Oops.Posted: 22 January 2016
Some of you may be familiar with the stereotypes of medical specialties (nicely illustrated by Michelle Au over here). Surgeons are mostly loud people who love ‘doing things’, internal medicine docs will agonize over 0.01 change in obscure lab values, psychiatrists are hippy softies etc.
While part of this is making fun of ‘the others’, knowing a bit about each specialty helps you to properly frame requests and also to know what someone will or won’t do. ‘He’s a typical surgeon’ tells you that he won’t hesitate to act but doesn’t enjoy lengthy thinking about labs and differentials. Surgery is not going to manage someones insulin so you should make a plan for them and not expect them to learn how to do it themselves. ‘Maybe we should hold off on the internistic thinking for a while – what do we actually know about this patient’s social situation?’ would also be a valid contribution to grand rounds. The day to day use of these descriptives is so ingrained in my daily practice that I sometimes forget that the lay public has a very different perception of all of this.
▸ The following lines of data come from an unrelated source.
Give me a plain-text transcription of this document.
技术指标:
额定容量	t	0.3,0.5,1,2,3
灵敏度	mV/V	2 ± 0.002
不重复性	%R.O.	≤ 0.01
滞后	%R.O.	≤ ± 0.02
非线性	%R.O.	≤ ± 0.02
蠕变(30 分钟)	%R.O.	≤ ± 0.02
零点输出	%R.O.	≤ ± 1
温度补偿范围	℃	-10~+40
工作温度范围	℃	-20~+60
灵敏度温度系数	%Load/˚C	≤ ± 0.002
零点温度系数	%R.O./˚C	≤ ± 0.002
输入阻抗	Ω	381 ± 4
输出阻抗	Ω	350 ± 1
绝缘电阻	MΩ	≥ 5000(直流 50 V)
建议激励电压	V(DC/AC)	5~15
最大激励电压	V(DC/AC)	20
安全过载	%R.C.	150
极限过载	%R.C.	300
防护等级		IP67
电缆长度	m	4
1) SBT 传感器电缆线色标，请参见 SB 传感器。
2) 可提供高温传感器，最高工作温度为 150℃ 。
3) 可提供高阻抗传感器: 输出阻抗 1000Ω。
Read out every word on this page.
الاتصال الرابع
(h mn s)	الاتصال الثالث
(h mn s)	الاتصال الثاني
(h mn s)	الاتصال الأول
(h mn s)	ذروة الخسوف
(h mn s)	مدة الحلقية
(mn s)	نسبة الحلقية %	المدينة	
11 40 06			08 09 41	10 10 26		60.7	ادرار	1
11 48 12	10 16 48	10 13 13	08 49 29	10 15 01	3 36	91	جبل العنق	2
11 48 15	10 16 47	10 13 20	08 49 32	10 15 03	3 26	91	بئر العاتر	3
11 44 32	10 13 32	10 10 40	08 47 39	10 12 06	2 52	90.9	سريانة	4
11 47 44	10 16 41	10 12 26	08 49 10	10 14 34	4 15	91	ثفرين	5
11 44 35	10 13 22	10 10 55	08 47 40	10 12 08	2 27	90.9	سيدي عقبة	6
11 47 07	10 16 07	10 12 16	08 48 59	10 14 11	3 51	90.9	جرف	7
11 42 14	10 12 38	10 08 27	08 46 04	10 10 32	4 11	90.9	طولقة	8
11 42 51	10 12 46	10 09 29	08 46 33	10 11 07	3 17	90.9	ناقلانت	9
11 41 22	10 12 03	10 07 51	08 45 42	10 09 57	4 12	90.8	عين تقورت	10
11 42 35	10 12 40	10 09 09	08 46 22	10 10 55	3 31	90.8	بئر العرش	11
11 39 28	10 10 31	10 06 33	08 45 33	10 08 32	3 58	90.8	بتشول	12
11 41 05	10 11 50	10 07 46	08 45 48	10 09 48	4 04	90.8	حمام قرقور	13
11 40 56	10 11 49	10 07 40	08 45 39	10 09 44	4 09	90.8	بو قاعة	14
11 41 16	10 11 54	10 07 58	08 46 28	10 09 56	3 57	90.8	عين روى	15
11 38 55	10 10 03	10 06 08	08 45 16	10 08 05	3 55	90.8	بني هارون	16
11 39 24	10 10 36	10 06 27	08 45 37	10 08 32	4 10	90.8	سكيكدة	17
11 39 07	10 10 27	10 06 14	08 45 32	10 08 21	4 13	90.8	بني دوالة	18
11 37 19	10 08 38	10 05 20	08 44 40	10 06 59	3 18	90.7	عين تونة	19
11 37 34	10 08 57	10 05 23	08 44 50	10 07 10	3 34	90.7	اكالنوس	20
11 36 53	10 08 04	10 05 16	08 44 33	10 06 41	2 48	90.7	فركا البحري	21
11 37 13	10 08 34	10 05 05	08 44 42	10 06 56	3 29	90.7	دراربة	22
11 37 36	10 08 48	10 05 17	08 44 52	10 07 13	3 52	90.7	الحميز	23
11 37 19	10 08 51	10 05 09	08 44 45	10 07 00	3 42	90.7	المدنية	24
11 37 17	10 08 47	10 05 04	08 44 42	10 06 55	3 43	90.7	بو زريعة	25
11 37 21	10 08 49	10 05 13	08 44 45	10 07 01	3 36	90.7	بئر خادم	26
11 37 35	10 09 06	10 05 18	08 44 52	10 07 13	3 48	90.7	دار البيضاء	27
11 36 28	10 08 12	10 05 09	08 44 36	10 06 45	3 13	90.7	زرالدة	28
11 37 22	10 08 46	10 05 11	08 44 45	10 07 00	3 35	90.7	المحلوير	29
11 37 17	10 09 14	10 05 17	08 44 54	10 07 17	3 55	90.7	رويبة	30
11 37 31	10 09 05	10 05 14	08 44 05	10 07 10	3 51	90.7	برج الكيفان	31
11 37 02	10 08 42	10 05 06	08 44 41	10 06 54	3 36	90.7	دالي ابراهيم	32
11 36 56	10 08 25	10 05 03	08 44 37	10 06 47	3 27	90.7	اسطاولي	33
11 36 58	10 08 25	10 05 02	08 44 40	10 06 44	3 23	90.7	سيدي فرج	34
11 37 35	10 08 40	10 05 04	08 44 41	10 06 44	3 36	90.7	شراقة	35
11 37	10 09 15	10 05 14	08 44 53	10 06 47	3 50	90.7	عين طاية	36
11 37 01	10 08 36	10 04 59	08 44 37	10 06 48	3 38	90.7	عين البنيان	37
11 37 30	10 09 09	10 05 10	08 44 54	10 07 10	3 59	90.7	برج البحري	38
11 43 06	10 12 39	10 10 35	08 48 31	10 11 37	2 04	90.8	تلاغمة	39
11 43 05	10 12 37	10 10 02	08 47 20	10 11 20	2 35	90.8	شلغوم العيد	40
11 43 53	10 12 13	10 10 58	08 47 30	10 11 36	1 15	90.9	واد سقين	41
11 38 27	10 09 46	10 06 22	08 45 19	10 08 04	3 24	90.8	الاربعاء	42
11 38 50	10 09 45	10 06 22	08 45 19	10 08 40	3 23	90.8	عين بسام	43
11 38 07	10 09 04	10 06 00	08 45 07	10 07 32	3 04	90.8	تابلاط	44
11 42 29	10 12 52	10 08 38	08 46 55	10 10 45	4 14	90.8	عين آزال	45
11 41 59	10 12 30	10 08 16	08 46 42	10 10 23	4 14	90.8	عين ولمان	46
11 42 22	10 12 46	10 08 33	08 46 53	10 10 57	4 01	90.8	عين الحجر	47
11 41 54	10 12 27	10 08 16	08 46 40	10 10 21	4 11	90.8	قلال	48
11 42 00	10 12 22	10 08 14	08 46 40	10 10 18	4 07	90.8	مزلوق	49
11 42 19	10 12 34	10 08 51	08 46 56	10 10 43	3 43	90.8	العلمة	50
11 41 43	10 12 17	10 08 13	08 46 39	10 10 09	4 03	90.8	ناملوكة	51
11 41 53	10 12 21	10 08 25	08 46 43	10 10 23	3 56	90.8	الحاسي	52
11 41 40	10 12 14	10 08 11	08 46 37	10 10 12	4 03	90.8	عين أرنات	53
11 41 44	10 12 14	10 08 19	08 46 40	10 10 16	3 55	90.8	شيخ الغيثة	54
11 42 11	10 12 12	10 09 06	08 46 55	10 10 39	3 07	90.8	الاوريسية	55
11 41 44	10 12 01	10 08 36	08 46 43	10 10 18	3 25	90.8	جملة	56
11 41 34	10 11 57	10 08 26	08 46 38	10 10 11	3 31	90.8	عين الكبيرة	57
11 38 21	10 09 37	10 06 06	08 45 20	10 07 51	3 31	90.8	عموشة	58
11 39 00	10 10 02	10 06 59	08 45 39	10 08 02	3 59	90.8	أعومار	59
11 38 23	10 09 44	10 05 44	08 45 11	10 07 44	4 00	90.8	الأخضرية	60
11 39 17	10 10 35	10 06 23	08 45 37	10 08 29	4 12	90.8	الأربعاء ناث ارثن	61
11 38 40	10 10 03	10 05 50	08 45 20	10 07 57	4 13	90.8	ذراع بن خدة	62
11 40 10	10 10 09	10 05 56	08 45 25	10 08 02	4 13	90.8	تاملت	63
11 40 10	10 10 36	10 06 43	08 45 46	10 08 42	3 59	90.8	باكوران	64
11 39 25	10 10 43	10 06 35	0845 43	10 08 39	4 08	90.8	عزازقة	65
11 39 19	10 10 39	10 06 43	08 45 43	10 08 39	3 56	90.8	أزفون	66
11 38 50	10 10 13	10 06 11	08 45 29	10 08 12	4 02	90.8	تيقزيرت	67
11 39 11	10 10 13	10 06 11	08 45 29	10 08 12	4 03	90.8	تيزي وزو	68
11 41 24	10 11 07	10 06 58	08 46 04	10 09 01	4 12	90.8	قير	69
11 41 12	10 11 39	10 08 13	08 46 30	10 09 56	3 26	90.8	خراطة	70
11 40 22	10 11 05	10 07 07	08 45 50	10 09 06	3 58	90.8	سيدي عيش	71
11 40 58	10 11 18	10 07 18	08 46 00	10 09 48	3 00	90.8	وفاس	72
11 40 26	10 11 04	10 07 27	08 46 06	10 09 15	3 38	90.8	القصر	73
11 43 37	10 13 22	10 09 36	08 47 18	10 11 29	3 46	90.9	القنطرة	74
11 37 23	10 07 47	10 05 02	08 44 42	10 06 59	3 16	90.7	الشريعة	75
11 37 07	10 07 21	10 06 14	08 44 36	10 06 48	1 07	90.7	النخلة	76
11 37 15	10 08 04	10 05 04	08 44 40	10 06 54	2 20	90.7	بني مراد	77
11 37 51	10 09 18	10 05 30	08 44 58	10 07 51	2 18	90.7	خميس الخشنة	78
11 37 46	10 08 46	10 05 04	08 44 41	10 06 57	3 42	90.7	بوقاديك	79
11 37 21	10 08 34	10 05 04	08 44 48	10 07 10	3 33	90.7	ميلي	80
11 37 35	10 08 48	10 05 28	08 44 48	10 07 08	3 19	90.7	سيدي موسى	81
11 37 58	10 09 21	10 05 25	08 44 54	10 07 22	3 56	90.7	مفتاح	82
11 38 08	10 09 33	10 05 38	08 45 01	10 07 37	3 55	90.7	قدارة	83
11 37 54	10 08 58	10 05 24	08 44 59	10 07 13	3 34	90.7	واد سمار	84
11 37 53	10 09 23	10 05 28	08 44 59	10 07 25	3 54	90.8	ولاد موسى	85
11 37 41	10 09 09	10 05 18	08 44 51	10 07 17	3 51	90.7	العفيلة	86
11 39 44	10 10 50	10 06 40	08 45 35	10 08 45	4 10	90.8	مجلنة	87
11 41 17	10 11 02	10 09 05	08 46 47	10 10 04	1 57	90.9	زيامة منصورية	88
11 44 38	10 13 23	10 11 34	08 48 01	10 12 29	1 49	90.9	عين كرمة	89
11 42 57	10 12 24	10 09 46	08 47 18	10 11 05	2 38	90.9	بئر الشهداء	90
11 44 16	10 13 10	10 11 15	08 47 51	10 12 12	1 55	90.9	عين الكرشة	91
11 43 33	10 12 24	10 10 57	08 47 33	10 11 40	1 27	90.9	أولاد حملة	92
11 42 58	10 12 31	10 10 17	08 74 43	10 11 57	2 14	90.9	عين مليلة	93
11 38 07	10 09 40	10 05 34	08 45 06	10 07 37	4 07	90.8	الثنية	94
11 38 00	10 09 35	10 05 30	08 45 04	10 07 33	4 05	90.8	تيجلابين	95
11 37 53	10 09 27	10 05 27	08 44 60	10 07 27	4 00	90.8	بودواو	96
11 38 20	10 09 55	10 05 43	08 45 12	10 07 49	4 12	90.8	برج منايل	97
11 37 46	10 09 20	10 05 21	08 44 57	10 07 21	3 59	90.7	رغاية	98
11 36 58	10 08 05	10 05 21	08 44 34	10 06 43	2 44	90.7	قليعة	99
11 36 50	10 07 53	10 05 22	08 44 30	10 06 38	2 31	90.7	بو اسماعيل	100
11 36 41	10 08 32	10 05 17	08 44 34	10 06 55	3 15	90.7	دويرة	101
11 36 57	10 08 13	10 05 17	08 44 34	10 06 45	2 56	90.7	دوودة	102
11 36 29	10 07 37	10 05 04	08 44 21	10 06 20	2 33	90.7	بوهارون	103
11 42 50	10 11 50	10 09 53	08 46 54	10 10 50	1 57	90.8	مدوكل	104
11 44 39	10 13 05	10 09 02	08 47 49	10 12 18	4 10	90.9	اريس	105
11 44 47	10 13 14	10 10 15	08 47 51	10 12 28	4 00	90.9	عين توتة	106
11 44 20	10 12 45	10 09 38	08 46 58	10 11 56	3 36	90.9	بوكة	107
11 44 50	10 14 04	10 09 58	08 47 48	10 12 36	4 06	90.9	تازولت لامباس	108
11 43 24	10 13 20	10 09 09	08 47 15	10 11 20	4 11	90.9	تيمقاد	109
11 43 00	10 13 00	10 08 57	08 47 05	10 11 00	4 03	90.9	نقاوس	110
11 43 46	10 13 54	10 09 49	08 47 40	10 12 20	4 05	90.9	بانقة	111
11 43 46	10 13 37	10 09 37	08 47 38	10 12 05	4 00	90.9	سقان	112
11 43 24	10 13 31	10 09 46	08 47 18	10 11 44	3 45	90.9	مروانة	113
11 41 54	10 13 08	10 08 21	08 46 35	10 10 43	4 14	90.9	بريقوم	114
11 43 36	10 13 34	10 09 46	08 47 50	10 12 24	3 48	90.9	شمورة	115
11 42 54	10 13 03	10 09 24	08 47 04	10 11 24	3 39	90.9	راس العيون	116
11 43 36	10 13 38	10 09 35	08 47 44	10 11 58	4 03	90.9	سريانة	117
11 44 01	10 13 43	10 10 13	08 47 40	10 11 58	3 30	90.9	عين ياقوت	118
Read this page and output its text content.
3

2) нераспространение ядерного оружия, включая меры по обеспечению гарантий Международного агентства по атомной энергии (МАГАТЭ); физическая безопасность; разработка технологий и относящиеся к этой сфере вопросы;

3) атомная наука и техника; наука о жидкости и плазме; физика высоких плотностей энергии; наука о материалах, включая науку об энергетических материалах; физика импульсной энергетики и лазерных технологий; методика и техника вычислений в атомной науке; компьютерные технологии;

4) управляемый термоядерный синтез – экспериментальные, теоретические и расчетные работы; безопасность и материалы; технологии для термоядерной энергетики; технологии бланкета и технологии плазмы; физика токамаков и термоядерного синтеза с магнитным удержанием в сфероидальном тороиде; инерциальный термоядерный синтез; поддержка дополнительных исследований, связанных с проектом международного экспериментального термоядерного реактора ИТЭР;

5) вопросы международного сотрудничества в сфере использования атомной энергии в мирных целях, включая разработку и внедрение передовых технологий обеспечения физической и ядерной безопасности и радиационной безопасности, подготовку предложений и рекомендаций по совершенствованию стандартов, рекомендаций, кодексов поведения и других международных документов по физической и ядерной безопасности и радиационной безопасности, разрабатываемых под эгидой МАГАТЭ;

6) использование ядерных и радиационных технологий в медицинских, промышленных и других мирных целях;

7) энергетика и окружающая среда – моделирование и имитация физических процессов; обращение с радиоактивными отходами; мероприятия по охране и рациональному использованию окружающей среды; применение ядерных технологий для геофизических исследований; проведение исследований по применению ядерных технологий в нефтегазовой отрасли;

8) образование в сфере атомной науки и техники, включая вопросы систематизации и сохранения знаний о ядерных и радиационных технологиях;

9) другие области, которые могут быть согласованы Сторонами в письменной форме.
‘I’m most definitely not a surgeon,’ I told the people who were going to host me during my final rotation. ‘Not my kind of people,’ – it’s true, I’m introverted, less brash. This got us off on the wrong foot from the start: their neighbor had just retired as a surgeon in the local hospital and they knew him as a kind man who would often cycle back to work after dinner to visit next day’s surgery patients. I know that that was either poor planning – patients are usually admitted in the afternoon and it’s not very nice to let them wait for hours – or he would just return to the hospital because he was on call. But in their perception, all surgeons were awesome people, so me saying something akin to ‘I don’t like surgeons’ was very offensive for them.
In another instance, I was discussing a case of unexplained illness and I remarked ‘of course, it was a typical internist -‘ and then I was fully reamed out, as that person had a relative who was an internist and they love piecing the puzzle together, searching for a diagnosis – how could I say that about internists because I know they will not give up- well, sorry, yes, they will. If all the labs and tests are normal, a typical internist will insist everything is fine and if you are still feeling ill, maybe a psychologist is a good idea. There are very few doctors who take ‘unexplained symptoms’ as a challenge and feel personally responsible to manage their care. Consult to psychiatry with no follow-up is the common solution, unfortunately.
I work in a patient population which spends years looking for a diagnosis (‘tiredness ”upset stomach’ ‘weird skin rashes’) and then suddenly gets diagnosed with a terminal illness when all the pieces are finally there. So this kind of hit close to home – reality is often far from the ideal world in which all doctors continue to feel responsible to their ‘difficult’ patients. We keep letting patients slip trough the cracks of the system because we don’t understand whats wrong with them. But that only reflects our ignorance!
These two interactions really opened my eyes to be a bit more careful regarding the stereotyping when speaking with lay people – some things just can’t be explained in a short conversation. In both instances I didn’t feel comfortable to try to convey my viewpoint because of the vehement reaction. I know what surgeons and internists are like, I’ve done four months worth of rotations in each plus a half year sub internship – and I want to become an internist myself (but with a special focus on unexplained complaints). I certainly don’t ‘hate’ surgeons – now I’m not a clerkship student anymore I actually rather like interacting with them. But I’d be lying if I said that I was a typical surgeon (on my evaluation, the head of department wrote ‘not a typical surgeon, good luck in internal medicine’ – end of discussion 🙂 ).